Ecarter les emplois abusifs des mots ou les alliances hybrides des notions, ce n’est point appauvrir le langage ni ruiner ou stériliser la pensée, c’est les fortifier et c’est en accroître la fécondité. Ici donc, comme dans toutes nos recherches précédentes, nos critiques vont, non point à la destruction, mais à l’édification. Rien de plus périlleux que les précipitations, les extrapolations, les canonisations abusives qui préparent d’inévitables déceptions au détriment des certitudes nécessaires et salutaires. Déjà, en ce qui touche particulièrement le sens multiforme des termes action et agir, nous venons d’entrevoir combien les risques de confusion, de téméraires approximations, de satisfactions au rabais assaillent de toutes parts l’explorateur [52] de ce qui, à maints égards, reste une terra incognita, puisque c’est toujours d’une initiative, d’un jaillissement, d’un imprévisible avenir que le nom même de l’agir doit nous donner la vive impression. Se retourner vers le passé, le tout fait, le déjà vu, les faits en série, les lois statistiques, les codifications abstraites, les données empiriques, les spéculations a priori comme a posteriori, c’est, semble-t-il, méconnaître l’objet qu’on déclare vouloir étudier, en prenant un cadavre ou une préparation anatomique pour l’authentique vitalité de l’action.
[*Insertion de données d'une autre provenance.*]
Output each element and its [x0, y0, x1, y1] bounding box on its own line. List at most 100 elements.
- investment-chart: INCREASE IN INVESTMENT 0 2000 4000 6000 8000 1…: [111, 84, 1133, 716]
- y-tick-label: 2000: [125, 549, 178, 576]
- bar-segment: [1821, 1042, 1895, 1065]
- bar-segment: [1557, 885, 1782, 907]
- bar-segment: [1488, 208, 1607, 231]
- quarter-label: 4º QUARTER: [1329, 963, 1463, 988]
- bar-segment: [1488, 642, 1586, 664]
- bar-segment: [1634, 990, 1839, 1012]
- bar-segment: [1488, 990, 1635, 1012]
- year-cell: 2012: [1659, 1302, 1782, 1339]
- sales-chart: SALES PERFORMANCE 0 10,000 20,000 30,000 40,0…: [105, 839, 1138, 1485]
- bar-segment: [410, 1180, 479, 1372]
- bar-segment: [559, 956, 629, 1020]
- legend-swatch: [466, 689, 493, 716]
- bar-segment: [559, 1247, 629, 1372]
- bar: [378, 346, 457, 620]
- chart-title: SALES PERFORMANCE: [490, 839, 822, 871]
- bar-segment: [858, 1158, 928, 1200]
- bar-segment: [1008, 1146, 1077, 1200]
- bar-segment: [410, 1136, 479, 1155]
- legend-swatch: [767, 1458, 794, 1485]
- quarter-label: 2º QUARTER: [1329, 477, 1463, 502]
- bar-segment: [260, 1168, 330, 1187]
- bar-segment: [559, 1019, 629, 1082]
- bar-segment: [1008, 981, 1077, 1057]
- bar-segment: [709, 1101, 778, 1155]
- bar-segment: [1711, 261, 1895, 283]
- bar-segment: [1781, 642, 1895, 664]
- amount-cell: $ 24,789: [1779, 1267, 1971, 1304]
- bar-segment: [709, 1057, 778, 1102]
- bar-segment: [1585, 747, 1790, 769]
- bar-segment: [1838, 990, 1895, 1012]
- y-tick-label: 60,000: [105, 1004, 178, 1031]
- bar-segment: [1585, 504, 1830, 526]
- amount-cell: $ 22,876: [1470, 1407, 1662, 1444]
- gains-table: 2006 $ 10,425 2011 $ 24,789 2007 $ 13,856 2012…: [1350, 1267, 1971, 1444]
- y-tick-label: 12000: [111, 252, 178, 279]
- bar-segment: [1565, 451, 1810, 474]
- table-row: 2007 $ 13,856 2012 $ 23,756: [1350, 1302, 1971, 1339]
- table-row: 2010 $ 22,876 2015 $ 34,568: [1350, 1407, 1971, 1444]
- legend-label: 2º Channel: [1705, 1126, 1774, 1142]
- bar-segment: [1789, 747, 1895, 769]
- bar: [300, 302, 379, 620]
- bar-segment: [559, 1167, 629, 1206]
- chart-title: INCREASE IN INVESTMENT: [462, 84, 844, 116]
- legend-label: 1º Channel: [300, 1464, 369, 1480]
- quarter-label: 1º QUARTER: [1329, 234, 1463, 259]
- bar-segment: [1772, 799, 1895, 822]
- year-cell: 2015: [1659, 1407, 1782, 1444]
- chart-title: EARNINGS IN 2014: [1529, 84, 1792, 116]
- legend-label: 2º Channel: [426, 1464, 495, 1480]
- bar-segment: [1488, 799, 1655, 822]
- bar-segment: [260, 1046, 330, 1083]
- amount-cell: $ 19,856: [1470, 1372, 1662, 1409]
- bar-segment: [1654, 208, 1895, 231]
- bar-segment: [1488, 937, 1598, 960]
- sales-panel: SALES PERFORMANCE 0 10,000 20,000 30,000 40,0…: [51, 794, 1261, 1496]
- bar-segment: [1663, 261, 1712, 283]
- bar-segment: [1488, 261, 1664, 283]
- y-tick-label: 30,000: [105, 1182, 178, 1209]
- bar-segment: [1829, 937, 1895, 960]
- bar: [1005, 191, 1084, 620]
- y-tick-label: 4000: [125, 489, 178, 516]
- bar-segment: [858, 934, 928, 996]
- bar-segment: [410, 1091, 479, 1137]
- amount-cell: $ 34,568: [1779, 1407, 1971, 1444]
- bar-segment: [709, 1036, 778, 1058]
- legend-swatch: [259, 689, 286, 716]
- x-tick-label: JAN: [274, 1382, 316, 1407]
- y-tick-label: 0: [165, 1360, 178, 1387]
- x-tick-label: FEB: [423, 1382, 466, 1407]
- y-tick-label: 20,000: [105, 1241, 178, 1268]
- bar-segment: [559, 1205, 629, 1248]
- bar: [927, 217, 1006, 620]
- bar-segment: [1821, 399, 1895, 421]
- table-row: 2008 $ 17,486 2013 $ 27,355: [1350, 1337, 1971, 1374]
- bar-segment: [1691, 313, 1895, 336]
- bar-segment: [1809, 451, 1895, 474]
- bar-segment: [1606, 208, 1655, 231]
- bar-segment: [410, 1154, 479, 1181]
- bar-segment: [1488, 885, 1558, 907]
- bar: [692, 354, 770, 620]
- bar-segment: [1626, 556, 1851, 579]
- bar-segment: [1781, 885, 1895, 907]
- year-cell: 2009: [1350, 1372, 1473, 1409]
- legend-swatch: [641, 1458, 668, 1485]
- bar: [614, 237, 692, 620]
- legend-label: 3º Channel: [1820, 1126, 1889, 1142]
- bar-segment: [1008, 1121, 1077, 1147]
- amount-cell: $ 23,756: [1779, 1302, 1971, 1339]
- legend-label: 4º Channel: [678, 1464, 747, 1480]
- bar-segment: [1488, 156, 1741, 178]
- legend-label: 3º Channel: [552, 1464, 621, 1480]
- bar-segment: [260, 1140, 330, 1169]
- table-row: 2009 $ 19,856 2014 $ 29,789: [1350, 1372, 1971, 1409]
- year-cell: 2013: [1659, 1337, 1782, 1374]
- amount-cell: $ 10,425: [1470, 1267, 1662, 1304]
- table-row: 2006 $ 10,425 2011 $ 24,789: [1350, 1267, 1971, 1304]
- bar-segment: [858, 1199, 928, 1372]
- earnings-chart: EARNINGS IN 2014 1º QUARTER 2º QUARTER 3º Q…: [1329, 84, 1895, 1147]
Ainsi, par ce qu’il suggère de virtualités indéfinies et par ce qu’il recèle d’obscur contenu, ce mot agir se prête à des emplois fluents et peut-être même souvent fallacieux sous le manteau bigarré des métaphores. Il convient donc d’y regarder de près. A quoi ou à qui ne l’applique-t-on pas ? à l’incessante agitation des personnes, quoiqu’il soit incorrect d’assimiler « les actes réflexes », les automatismes et les gestes de l’habitude aux actions dites réfléchies et même libres ? aux actions instinctives de l’animal — qu’on préfère aujourd’hui il est vrai et non sans raison appeler tropismes et comportements ? à l’action soit des forces physiques, soit des influences psychiques ? à celle des « agents naturels » ? à celle des idées et des abstractions (car il y a une mythologie des entités dont l’influence ne laisse pas d’être immense) ? à l’action créatrice ou providentielle ? au souverain Agir de Dieu dans sa transcendante immutabilité ?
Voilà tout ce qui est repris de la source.